Designers are not exempt from exposure under CERCLA.  In Ganton Techs., Inc. v. Quadion Corp, a civil engineer was deemed an “operator” of a “hazardous waste facility” simply because daily reports indicated the engineer “actively supervised and directed” the excavation and transportation of contaminated soils.

While the handling of contaminated soils is the most common construction activity subjecting owners and contractors to liability under CERCLA it is not the only form of prohibited “release”.  Other examples include the handling of transformers containing PCB’s, dewatering activities during construction operations, disposal of building materials, the handling of asbestos, and the removal of underground storage tanks. Regardless of how the “hazardous substance” found its way onto a construction site, owners and contractors are more often than not held liable as PRP's for the resulting remediation costs.

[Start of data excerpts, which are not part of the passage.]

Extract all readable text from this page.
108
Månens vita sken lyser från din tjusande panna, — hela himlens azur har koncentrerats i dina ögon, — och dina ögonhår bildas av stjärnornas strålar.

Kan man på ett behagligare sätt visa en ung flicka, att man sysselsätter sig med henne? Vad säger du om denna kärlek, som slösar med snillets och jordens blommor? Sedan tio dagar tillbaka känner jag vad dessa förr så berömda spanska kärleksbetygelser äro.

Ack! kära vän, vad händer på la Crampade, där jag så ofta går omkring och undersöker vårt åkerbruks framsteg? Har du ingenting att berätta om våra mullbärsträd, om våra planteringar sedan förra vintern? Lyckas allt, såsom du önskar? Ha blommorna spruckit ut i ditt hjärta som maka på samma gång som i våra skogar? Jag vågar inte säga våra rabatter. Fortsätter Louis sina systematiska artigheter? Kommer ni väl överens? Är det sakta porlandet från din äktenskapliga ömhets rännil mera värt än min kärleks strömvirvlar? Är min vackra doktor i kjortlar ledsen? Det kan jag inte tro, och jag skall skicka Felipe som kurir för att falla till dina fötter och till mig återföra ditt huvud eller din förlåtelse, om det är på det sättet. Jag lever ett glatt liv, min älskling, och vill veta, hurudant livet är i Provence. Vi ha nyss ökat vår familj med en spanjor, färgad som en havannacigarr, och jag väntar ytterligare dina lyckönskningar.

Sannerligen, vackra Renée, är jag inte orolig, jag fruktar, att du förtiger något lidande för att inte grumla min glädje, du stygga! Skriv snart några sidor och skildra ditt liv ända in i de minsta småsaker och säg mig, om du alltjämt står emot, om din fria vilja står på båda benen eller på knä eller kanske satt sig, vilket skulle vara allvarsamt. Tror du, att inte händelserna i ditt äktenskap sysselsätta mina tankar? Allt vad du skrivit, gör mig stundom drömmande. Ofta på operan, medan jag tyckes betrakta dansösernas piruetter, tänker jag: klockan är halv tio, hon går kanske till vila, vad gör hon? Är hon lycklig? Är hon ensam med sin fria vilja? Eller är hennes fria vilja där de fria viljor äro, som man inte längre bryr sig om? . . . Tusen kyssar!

In order to avoid the imposition of liability arising from CERCLA, every owner PRP should perform, and every contractor PRP should request a copy of the environmental site assessment or ESA.   There are two types of ESA's over which every owner and contractor should have at least a working knowledge.  A Phase I ESA consists of researching the current and historical uses of the property (and adjacent properties) to identify possible contamination of the soils and groundwater prior to the start of purchase and/or construction activities. The purpose of a Phase I ESA is to identify and recommend further action in the event a recognized environmental condition or REC indicates contamination of the subsurface by on-site or off-site sources.  A proper Phase I ESA can be used to satisfy the requirements of CERCLA's innocent land owner defense.

If a REC is identified, the PRP, should proceed with a Phase II ESA to evaluate the presence of petroleum products or hazardous waste within the subsurface of the property.  A Phase II ESA consists of drilling, sampling, and testing the soils and groundwater at the property, based upon the potential "hazardous wastes" identified in the REC as well as the local geology and site issues.  In some instances, a purchaser may conduct a Limited Phase II ESA in order to identify the nature and extent of contamination prior to investing in a full Phase II ESA.   

In the end, every stakeholder should have an opportunity to review the Phase I ESA and if needed, the Phase II ESA, for any property to be developed having a current and/or historical exposure to "hazardous waste".